After her death, he married Nancy Eliza Miller Finkenbiner 1858–1911 with whom he had a son:
- Walter Howard Finkenbiner 1886–1931

He received his Medal of Honor on March 30, 1898.

In 1911, his second wife, Nancy, died, and he married a third time to a widow, Lorane Smith Myer Finkenbiner, 1843–1917. Widowed a third time in 1917, he died on 3 June 1922 having outlived his wives and four of his children. His remains are interred at the Hopewell Cemetery in Indiana.

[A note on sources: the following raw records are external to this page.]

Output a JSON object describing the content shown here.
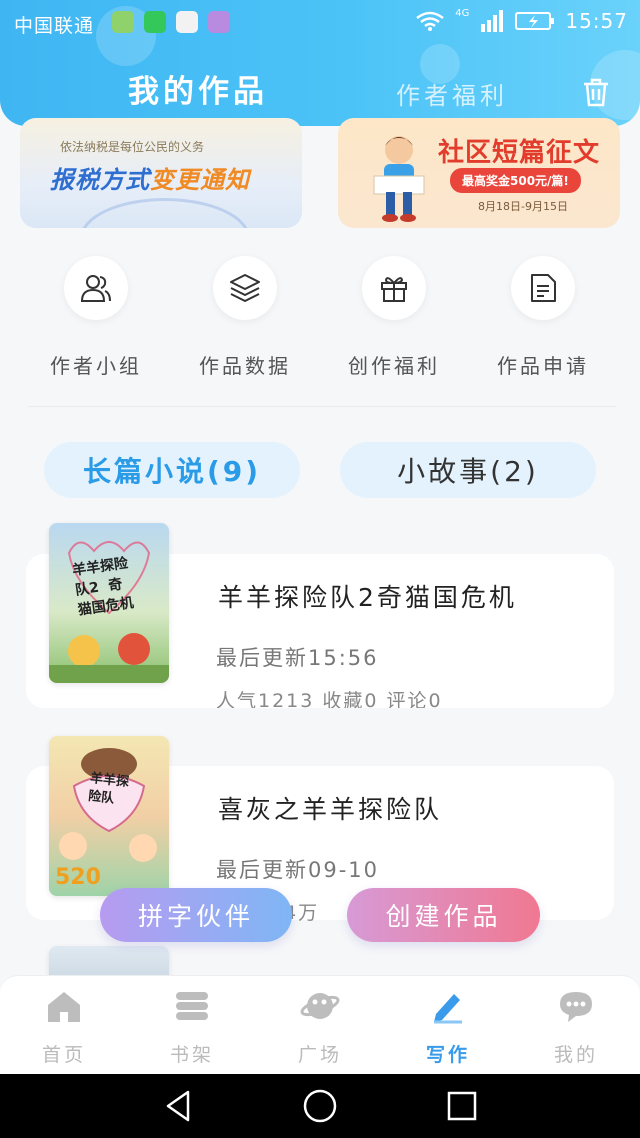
{
  "status_bar": {
    "carrier": "中国联通",
    "network": "4G",
    "time": "15:57"
  },
  "header": {
    "tab_active": "我的作品",
    "tab_inactive": "作者福利",
    "trash_icon": "trash-icon"
  },
  "banners": {
    "left": {
      "small_text": "依法纳税是每位公民的义务",
      "title_part1": "报税方式",
      "title_part2": "变更通知"
    },
    "right": {
      "title": "社区短篇征文",
      "pill": "最高奖金500元/篇!",
      "date": "8月18日-9月15日"
    }
  },
  "quick_actions": [
    {
      "label": "作者小组",
      "icon": "users-icon"
    },
    {
      "label": "作品数据",
      "icon": "layers-icon"
    },
    {
      "label": "创作福利",
      "icon": "gift-icon"
    },
    {
      "label": "作品申请",
      "icon": "document-icon"
    }
  ],
  "type_tabs": {
    "active": "长篇小说(9)",
    "inactive": "小故事(2)"
  },
  "works": [
    {
      "title": "羊羊探险队2奇猫国危机",
      "updated": "最后更新15:56",
      "stats": "人气1213  收藏0  评论0",
      "cover_text": "羊羊探险\n队2  奇\n猫国危机"
    },
    {
      "title": "喜灰之羊羊探险队",
      "updated": "最后更新09-10",
      "stats": "4万",
      "cover_text": "羊羊探\n险队"
    }
  ],
  "fabs": {
    "left": "拼字伙伴",
    "right": "创建作品"
  },
  "bottom_nav": [
    {
      "label": "首页",
      "icon": "home-icon",
      "active": false
    },
    {
      "label": "书架",
      "icon": "bookshelf-icon",
      "active": false
    },
    {
      "label": "广场",
      "icon": "planet-icon",
      "active": false
    },
    {
      "label": "写作",
      "icon": "pen-icon",
      "active": true
    },
    {
      "label": "我的",
      "icon": "chat-bubble-icon",
      "active": false
    }
  ],
  "colors": {
    "header": "#4cc3f7",
    "accent": "#2a9be6",
    "fab_left": "#9aa8f3",
    "fab_right": "#e58aab"
  }
}
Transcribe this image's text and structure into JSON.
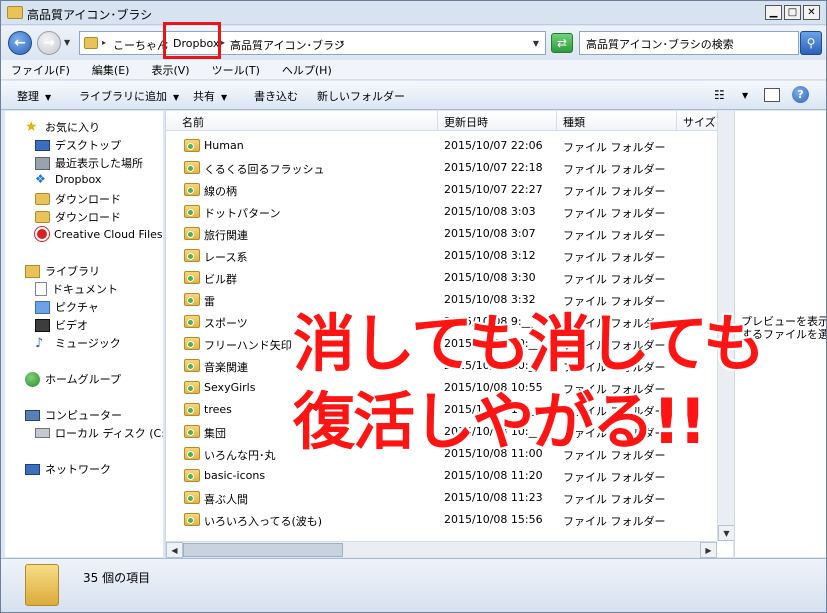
{
  "window": {
    "title": "高品質アイコン･ブラシ"
  },
  "address": {
    "crumbs": [
      "こーちゃん",
      "Dropbox",
      "高品質アイコン･ブラシ"
    ],
    "search_placeholder": "高品質アイコン･ブラシの検索"
  },
  "menu": [
    "ファイル(F)",
    "編集(E)",
    "表示(V)",
    "ツール(T)",
    "ヘルプ(H)"
  ],
  "toolbar": {
    "organize": "整理",
    "add_to_library": "ライブラリに追加",
    "share": "共有",
    "burn": "書き込む",
    "new_folder": "新しいフォルダー"
  },
  "nav": {
    "favorites": "お気に入り",
    "desktop": "デスクトップ",
    "recent": "最近表示した場所",
    "dropbox": "Dropbox",
    "downloads1": "ダウンロード",
    "downloads2": "ダウンロード",
    "creative_cloud": "Creative Cloud Files",
    "libraries": "ライブラリ",
    "documents": "ドキュメント",
    "pictures": "ピクチャ",
    "videos": "ビデオ",
    "music": "ミュージック",
    "homegroup": "ホームグループ",
    "computer": "コンピューター",
    "local_disk": "ローカル ディスク (C:)",
    "network": "ネットワーク"
  },
  "columns": {
    "name": "名前",
    "date": "更新日時",
    "type": "種類",
    "size": "サイズ"
  },
  "files": [
    {
      "name": "Human",
      "date": "2015/10/07 22:06",
      "type": "ファイル フォルダー"
    },
    {
      "name": "くるくる回るフラッシュ",
      "date": "2015/10/07 22:18",
      "type": "ファイル フォルダー"
    },
    {
      "name": "線の柄",
      "date": "2015/10/07 22:27",
      "type": "ファイル フォルダー"
    },
    {
      "name": "ドットパターン",
      "date": "2015/10/08 3:03",
      "type": "ファイル フォルダー"
    },
    {
      "name": "旅行関連",
      "date": "2015/10/08 3:07",
      "type": "ファイル フォルダー"
    },
    {
      "name": "レース系",
      "date": "2015/10/08 3:12",
      "type": "ファイル フォルダー"
    },
    {
      "name": "ビル群",
      "date": "2015/10/08 3:30",
      "type": "ファイル フォルダー"
    },
    {
      "name": "雷",
      "date": "2015/10/08 3:32",
      "type": "ファイル フォルダー"
    },
    {
      "name": "スポーツ",
      "date": "2015/10/08 9:__",
      "type": "ファイル フォルダー"
    },
    {
      "name": "フリーハンド矢印",
      "date": "2015/10/08 10:__",
      "type": "ファイル フォルダー"
    },
    {
      "name": "音楽関連",
      "date": "2015/10/08 10:__",
      "type": "ファイル フォルダー"
    },
    {
      "name": "SexyGirls",
      "date": "2015/10/08 10:55",
      "type": "ファイル フォルダー"
    },
    {
      "name": "trees",
      "date": "2015/10/08 10:__",
      "type": "ファイル フォルダー"
    },
    {
      "name": "集団",
      "date": "2015/10/08 10:__",
      "type": "ファイル フォルダー"
    },
    {
      "name": "いろんな円･丸",
      "date": "2015/10/08 11:00",
      "type": "ファイル フォルダー"
    },
    {
      "name": "basic-icons",
      "date": "2015/10/08 11:20",
      "type": "ファイル フォルダー"
    },
    {
      "name": "喜ぶ人間",
      "date": "2015/10/08 11:23",
      "type": "ファイル フォルダー"
    },
    {
      "name": "いろいろ入ってる(波も)",
      "date": "2015/10/08 15:56",
      "type": "ファイル フォルダー"
    }
  ],
  "preview": {
    "line1": "プレビューを表示",
    "line2": "するファイルを選"
  },
  "status": {
    "count": "35 個の項目"
  },
  "caption": {
    "line1": "消しても消しても",
    "line2": "復活しやがる!!"
  },
  "colors": {
    "highlight_box": "#e8141a",
    "caption": "#ff1414"
  }
}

==Medal of Honor citation==

The President of the United States of America, in the name of Congress, takes pleasure in presenting the Medal of Honor to Private Henry S. Finkenbiner, United States Army, for extraordinary heroism on 9 April 1865, while serving with Company D, 107th Ohio Infantry, in action at Dingle's Mill, South Carolina. While on the advance skirmish line and within direct and close fire of the enemy's artillery, Private Finkenbiner crossed the mill race on a burning bridge and ascertained the enemy's position.